Marillenknödel (Apricot Dumplings) combine fresh, slightly tart tasting fruits with delicate, light and fluffy potato (or quark) dough topped with delicious crumb. If your mouth is already watering, get together the ingredients for these Austrian fruit dumplings. As this small round dessert – loved by young and old alike – is so delicious it is also often served as a main.



  • 1 kg potatoes (floury, boiled and mashed)
  • 1 pinch of salt
  • 3 egg yolks
  • 100 g flour
  • 750 g apricots (whole or pitted)
  • 150 g butter (melted)
  • 100 g breadcrumbs (for sprinkling)
  • icing sugar (for sprinkling)
  • sugar cubes (optional)

Directions for Marillenknödel

  1. Boil te potatoes with the peel and then peel and mash them. Mix with salt, egg yolks and flour and knead to form a smooth dough.
  2. Roll out the dough on a floured surface and cut into equally sized pieces. Take each piece and flatten into a small round circle shape in your hands. Place an apricot in the centre of each and then shape the dough around it into a dumpling so that the fruit is fully enclosed.
  3. Carefully place the dumplings into the lightly simmering water and leave to cook for approx. 10 minutes until cooked and floating on the surface.
  4. Meanwhile, melt the butter and roast the breadcrumbs in this until they are golden brown.
  5. Once the apricot dumplings are cooked, briefly toss in the breadcrumbs and sprinkle with icing sugar. Serve immediately.


If you prefer to pit the apricots first and ensure they are not so tart-tasting, replace the stone with a cube of sugar. This will make them considerably sweeter but still an indulgent highlight of Austrian cuisine!


The sweet Marillenknödel can also be covered with quark dough. Beat 70 g soft butter with a little salt and grated lemon peel until frothy. Fold in one egg and an egg yolk and add 180 g flour and 400 g quark. Knead to form a smooth dough. Leave to rest in the fridge for a few hours and then fill with apricots as above and cook until soft.
For those who like it less fruity, we recommend our popular fluffy Quark Dumplings. 

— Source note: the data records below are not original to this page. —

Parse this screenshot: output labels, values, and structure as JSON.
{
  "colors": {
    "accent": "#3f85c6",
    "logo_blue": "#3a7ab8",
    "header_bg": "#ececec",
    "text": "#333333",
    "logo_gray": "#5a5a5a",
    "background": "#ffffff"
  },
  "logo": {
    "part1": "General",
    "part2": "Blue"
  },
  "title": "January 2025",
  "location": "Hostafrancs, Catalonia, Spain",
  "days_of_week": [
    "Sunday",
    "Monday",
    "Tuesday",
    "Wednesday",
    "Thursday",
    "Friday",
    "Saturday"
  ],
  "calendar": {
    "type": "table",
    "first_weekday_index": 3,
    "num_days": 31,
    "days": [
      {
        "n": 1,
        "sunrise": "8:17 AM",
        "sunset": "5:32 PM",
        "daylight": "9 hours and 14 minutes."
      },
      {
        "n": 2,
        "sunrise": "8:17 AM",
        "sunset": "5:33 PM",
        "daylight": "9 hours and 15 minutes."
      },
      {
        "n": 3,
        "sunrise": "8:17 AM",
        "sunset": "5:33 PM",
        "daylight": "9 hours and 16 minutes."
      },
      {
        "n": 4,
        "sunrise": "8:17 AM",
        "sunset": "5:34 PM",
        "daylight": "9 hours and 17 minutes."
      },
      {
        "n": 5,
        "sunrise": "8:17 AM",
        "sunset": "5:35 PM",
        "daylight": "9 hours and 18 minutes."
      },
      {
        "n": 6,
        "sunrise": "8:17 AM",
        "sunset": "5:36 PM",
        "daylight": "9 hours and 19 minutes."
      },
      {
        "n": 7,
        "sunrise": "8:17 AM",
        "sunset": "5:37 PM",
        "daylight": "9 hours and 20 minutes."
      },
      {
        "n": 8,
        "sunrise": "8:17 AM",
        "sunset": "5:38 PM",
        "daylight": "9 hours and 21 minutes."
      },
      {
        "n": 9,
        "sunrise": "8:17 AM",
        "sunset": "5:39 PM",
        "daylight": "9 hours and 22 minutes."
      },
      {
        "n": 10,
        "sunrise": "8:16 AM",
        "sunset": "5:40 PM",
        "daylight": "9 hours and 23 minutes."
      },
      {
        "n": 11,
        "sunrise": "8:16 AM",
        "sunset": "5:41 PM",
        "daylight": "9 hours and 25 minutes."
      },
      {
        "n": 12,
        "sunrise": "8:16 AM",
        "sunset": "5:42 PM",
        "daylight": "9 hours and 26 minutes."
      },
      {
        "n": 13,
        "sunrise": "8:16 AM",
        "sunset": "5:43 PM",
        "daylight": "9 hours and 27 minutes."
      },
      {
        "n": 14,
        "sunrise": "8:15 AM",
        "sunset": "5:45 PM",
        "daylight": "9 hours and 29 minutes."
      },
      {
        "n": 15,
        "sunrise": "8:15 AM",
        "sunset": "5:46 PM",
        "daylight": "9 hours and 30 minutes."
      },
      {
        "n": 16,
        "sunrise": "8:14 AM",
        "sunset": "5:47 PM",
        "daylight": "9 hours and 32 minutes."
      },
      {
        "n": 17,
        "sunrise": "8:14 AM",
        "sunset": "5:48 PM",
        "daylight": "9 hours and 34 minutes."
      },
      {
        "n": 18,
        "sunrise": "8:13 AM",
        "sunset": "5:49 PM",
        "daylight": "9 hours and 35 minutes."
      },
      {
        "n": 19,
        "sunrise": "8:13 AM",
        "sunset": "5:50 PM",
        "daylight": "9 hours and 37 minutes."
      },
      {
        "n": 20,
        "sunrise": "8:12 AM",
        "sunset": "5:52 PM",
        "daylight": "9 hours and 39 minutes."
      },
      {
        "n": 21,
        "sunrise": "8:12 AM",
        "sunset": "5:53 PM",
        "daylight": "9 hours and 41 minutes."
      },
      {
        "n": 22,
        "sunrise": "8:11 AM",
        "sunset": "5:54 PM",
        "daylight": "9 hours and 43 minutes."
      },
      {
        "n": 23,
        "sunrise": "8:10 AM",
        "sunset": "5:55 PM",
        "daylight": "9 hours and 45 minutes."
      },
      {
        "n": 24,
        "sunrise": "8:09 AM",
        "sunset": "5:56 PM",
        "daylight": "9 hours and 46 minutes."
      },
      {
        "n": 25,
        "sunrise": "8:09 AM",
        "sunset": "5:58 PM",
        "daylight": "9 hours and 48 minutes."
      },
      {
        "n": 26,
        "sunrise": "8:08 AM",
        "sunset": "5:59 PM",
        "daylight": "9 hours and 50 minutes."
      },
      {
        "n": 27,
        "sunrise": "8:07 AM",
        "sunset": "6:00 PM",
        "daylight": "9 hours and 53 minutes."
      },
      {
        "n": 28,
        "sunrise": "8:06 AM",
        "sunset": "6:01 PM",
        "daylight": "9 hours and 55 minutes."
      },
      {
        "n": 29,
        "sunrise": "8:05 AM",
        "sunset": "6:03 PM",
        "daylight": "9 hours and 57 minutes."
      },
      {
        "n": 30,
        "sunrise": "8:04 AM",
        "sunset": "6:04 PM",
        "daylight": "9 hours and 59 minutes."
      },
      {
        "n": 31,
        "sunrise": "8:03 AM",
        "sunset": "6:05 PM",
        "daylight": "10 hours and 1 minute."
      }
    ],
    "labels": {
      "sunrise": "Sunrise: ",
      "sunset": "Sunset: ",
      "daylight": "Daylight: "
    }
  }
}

This sweet yet light temptation out of quark dough and semolina is wonderfully fluffy and easy to make: Topfenknödel!
This sweet yet light temptation out of quark dough and semolina is wonderfully fluffy and easy to make. So bring with Topfenknödel a sweet little piece of Austria to your kitchen!


Bohemia, which used to be part of Austria, is regarded as the famous home of these dumplings from where countless Bohemian cooks brought the recipe for these “happiness balls”, as they are also known, to Austrian or, to be more precise, Viennese households. Even back then, the sweet dumplings were usually filled with apricots but also plums, strawberries or cherries.